Gospel: Matthew 11:16-19
Saint Damasus, pope.
Damasus (305-384), from Egitania, Portugal, was bishop of Rome from 366 to 384. He had earlier served as deacon at the Basilica of Saint Lawrence outside the Walls, and became pope following the death of Pope Liberius. He was a strong opponent of Arianism and presided over the Council of Rome (382), which fixed the canon of Scripture. He encouraged Saint Jerome in his Vulgate translation of the Bible, and did much to encourage the veneration of the Christian martyrs, creating access to their tombs in the Catacombs of Rome and marking them with inscriptions, many composed by himself.

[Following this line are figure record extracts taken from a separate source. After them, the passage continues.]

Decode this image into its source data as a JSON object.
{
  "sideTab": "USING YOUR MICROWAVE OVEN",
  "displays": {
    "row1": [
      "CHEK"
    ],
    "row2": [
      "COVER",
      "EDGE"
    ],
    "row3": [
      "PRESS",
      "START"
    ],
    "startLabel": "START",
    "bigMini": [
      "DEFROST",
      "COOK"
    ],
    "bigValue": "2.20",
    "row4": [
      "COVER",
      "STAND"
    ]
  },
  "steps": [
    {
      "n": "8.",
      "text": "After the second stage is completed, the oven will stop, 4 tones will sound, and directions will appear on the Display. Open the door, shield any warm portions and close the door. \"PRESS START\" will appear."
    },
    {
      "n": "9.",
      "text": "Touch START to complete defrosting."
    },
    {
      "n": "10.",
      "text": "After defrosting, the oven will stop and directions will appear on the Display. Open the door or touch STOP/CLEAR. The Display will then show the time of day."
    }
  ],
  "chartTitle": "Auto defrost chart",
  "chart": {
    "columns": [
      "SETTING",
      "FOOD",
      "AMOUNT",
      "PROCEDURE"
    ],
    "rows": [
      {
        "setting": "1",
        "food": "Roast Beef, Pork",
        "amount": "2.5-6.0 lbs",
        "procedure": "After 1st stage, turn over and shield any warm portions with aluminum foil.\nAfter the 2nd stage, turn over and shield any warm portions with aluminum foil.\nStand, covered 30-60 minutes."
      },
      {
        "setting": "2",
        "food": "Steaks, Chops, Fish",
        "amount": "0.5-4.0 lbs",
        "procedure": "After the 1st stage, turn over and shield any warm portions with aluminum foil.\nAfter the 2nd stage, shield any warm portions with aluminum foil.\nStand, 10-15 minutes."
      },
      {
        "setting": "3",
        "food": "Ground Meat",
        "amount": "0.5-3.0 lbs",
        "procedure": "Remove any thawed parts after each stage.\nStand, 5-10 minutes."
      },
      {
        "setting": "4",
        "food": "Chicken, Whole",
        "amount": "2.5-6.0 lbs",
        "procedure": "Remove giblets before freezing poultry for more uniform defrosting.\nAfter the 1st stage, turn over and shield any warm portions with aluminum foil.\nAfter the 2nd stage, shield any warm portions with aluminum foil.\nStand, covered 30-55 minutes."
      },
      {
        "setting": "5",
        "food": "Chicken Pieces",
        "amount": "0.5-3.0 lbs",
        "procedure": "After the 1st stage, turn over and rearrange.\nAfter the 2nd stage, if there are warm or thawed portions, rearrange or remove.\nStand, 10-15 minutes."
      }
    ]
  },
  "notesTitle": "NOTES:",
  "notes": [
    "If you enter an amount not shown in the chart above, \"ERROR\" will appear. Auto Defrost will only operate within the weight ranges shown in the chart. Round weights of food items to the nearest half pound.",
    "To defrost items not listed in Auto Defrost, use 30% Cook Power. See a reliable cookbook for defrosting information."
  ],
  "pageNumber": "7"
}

1st Reading: Isaiah 48:17-19
If you heeded my commandments, your name would last forever
Thus says the Lord, your Redeemer, the Holy One of Israel: I am the Lord your God, who teaches you for your own good, who leads you in the way you should go. O that you had paid attention to my commandments! Then your prosperity would have been like a river, and your success like the waves of the sea; your offspring would have been like the sand, and your descendants like its grains; their name would never be cut off or destroyed from before me.
Gospel: Matthew 11:16-19
Jesus blames his generation who listened neither to John the Baptist nor to himself.
Jesus said to his disciples, “To what will I compare this generation? It is like children sitting in the marketplaces and calling to one another, ‘We played the flute for you, and you did not dance; we wailed, and you did not mourn.’ For John came neither eating nor drinking, and they say, ‘He has a demon’; the Son of Man came eating and drinking, and they say, ‘Look, a glutton and a drunkard, a friend of tax collectors and sinners!’ Yet wisdom is vindicated by her deeds.”
Variety of charisms
Each person tends to opt for one lifestyle among various possibilities, since God created each of us with a distinctive personality, special preferences, individualized vocations. Because we tend to become overly specialized with strong likes and dislikes, we badly need others to complement what we are lacking. St. Paul even went so far as to say that each of us must fill up what is lacking in the body of Christ! Yet we tend to resist this advice; we do not want to admit our weaknesses. We even become defensive and then aggressive if others detect our inability to perform or control.
This ability to fill in what is missing in any of us is suggested by Jesus’ words. He quoted a proverb to the effect that we need joyful people who readily dance and compassionate people who readily sympathize. Yet every initiative can be spurned and ridiculed: “We piped you a tune but you did not dance! We sang you a dirge but you did not wail!” Jesus was leading up to this punchline: John the Baptist was seen neither eating nor drinking, and people say, “He is mad!” The Son of Man was seen eating and drinking, and they say, “He is a glutton and a drunkard, a lover of tax collectors and those outside the law!” Many practical conclusions can be drawn from these words, but most of all he is pleading with us to give the other person a chance. We must not judge harshly nor condemn too quickly. Others have every right to that which God provides so plentifully and so freely, namely time.
If we remain united in love, we will be long in patience and slow with judgment. We will persevere through all difficulties and give everyone the necessary time and space to grow and to make his contribution. We will feel a serious need for the help and contribution of others, all the more as we develop our own specialized talents. Only through others will we be truly balanced and integral in our values and attitude.
Dances and dirges
Jesus was a keen observer of people of all ages. He often spoke about his own ministry and the kingdom of God using practical images drawn from day to day life. The gospel says we find him drawing on his observation of children at play in the market square. Sometimes their games reflect the joy of life. Some pretend to play pipes while other children dance to the music. At other times their games reflect the sorrows of life. Some children would sing dirges while others would mourn and wail in response. Jesus noticed how some children refused to join in any game; they wouldn’t dance when the pipes were played and they wouldn’t be mourners when dirges were sung. These unresponsive children remind Jesus of some adults round about him; they would neither mourn in response to the grim message of John the Baptist nor dance in response to the joyful message of Jesus. They dismissed John as possessed and Jesus as a glutton and a drunkard. It is interesting how Jesus identifies his own ministry with the piper and the dance. His life and his message are good news, the good news of God’s love for us all; he plays a joyful tune. We are called to move in unison with the music of Jesus, the music of his Spirit in our lives. We try to attune ourselves to the Lord’s rhythm and melody and allow it to shape all that we say and do. That is our Advent calling in preparation for our celebration of the birth of Jesus.